第20話 敗戦の中央教会
「今日は月が綺麗だな〜」
「なんだ急に」
「いいだろ。門番なんて暇なんだから歌っても」
外壁に備え付けられた門は、常に騎士の見張りの下で運用されている。
それは皆が寝静まる真夜中でも例外ではなく、微かなランタンの明かりを頼りに二人の騎士が門を守っていた。
「それより……市街の方が騒がしくないか?」
「侵入してきた獣人が暴れてるんだろ。
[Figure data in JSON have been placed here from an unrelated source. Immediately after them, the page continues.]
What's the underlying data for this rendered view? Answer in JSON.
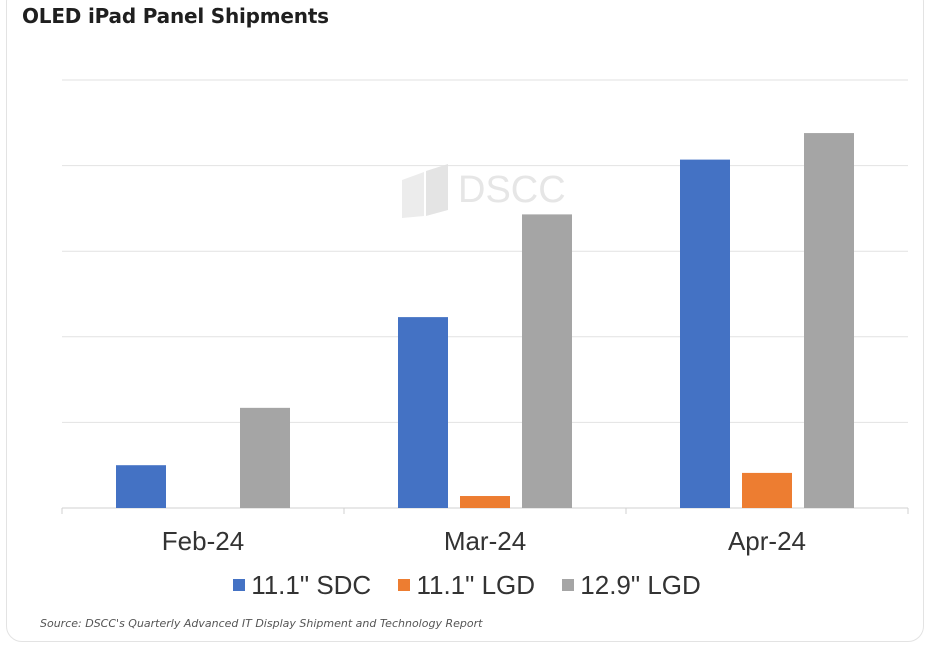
{
  "title": "OLED iPad Panel Shipments",
  "watermark": "DSCC",
  "source": "Source: DSCC's Quarterly Advanced IT Display Shipment and Technology Report",
  "chart_data": {
    "type": "bar",
    "title": "OLED iPad Panel Shipments",
    "xlabel": "",
    "ylabel": "",
    "categories": [
      "Feb-24",
      "Mar-24",
      "Apr-24"
    ],
    "series": [
      {
        "name": "11.1\" SDC",
        "color": "#4472c4",
        "values": [
          0.5,
          2.23,
          4.07
        ]
      },
      {
        "name": "11.1\" LGD",
        "color": "#ed7d31",
        "values": [
          0,
          0.14,
          0.41
        ]
      },
      {
        "name": "12.9\" LGD",
        "color": "#a5a5a5",
        "values": [
          1.17,
          3.43,
          4.38
        ]
      }
    ],
    "ylim": [
      0,
      5
    ],
    "y_tick_labels_shown": false,
    "grid": true,
    "legend_position": "bottom"
  }
}
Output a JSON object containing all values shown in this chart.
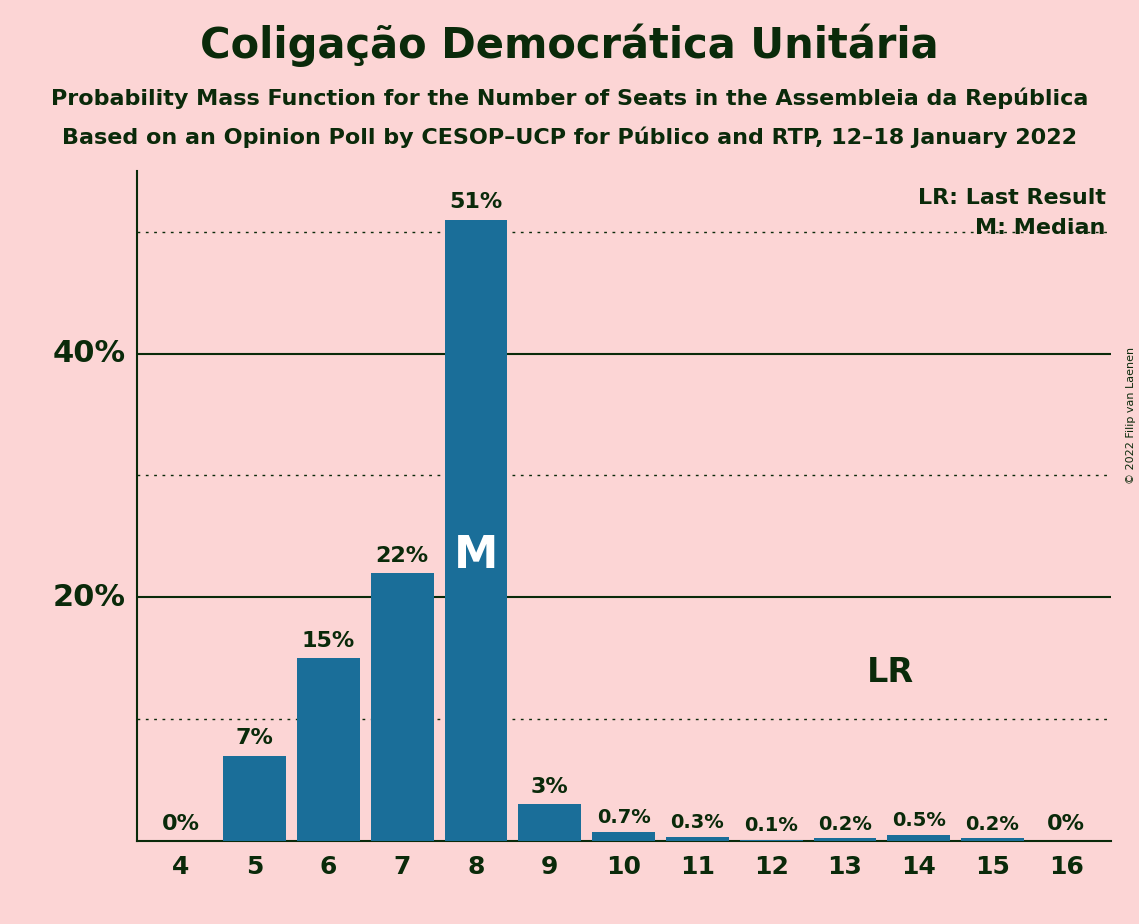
{
  "title": "Coligação Democrática Unitária",
  "subtitle1": "Probability Mass Function for the Number of Seats in the Assembleia da República",
  "subtitle2": "Based on an Opinion Poll by CESOP–UCP for Público and RTP, 12–18 January 2022",
  "copyright": "© 2022 Filip van Laenen",
  "categories": [
    4,
    5,
    6,
    7,
    8,
    9,
    10,
    11,
    12,
    13,
    14,
    15,
    16
  ],
  "values": [
    0.0,
    7.0,
    15.0,
    22.0,
    51.0,
    3.0,
    0.7,
    0.3,
    0.1,
    0.2,
    0.5,
    0.2,
    0.0
  ],
  "labels": [
    "0%",
    "7%",
    "15%",
    "22%",
    "51%",
    "3%",
    "0.7%",
    "0.3%",
    "0.1%",
    "0.2%",
    "0.5%",
    "0.2%",
    "0%"
  ],
  "bar_color": "#1a6e99",
  "background_color": "#fcd5d5",
  "text_color": "#0a2a0a",
  "median_bar_index": 4,
  "lr_bar_index": 9,
  "median_label": "M",
  "lr_label": "LR",
  "legend_lr": "LR: Last Result",
  "legend_m": "M: Median",
  "ylim": [
    0,
    55
  ],
  "solid_yticks": [
    20,
    40
  ],
  "dotted_yticks": [
    10,
    30,
    50
  ],
  "title_fontsize": 30,
  "subtitle_fontsize": 16,
  "tick_fontsize": 18,
  "legend_fontsize": 16,
  "bar_label_fontsize": 16,
  "median_label_fontsize": 32,
  "lr_label_fontsize": 24,
  "ylabel_fontsize": 22
}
教主様も団長もいるから大丈夫だって」
「全く……あれ」
「どーしたー?」
「……何か、来てる?」
「はぁ?」
一人がくぎ付けになっている視線の先へ、もう一人も視線を向ける。
見えたのは小さな黒い点。
しかしよく目を凝らせば徐々に大きく、否、近づいてきているのが分かる。
一直線に、一心不乱に、一陣の風のごとく、こちらへ突っ込んでくる。
「───っ、こ、このままだとぶつかるんじゃ……!」
「はぁ!?どうする、逃げるか!?」
「いやもう目の前──────」
二人の騎士はパニックを起こす。
真っすぐ突っ込んでくる脅威。
それに対して彼らが為す術はない。
瞬きの間に迫る圧倒的な質量に彼らは思わず目を瞑ってしまい……
「……」
「……」
「……あれ?」
「アレ、どこ行った……?」
それは、まるで彼らの幻覚だったのかのように姿を消していた。
翌朝になれば、堀のすぐそばに地面を何かが抉った痕を見つけられたかもしれない。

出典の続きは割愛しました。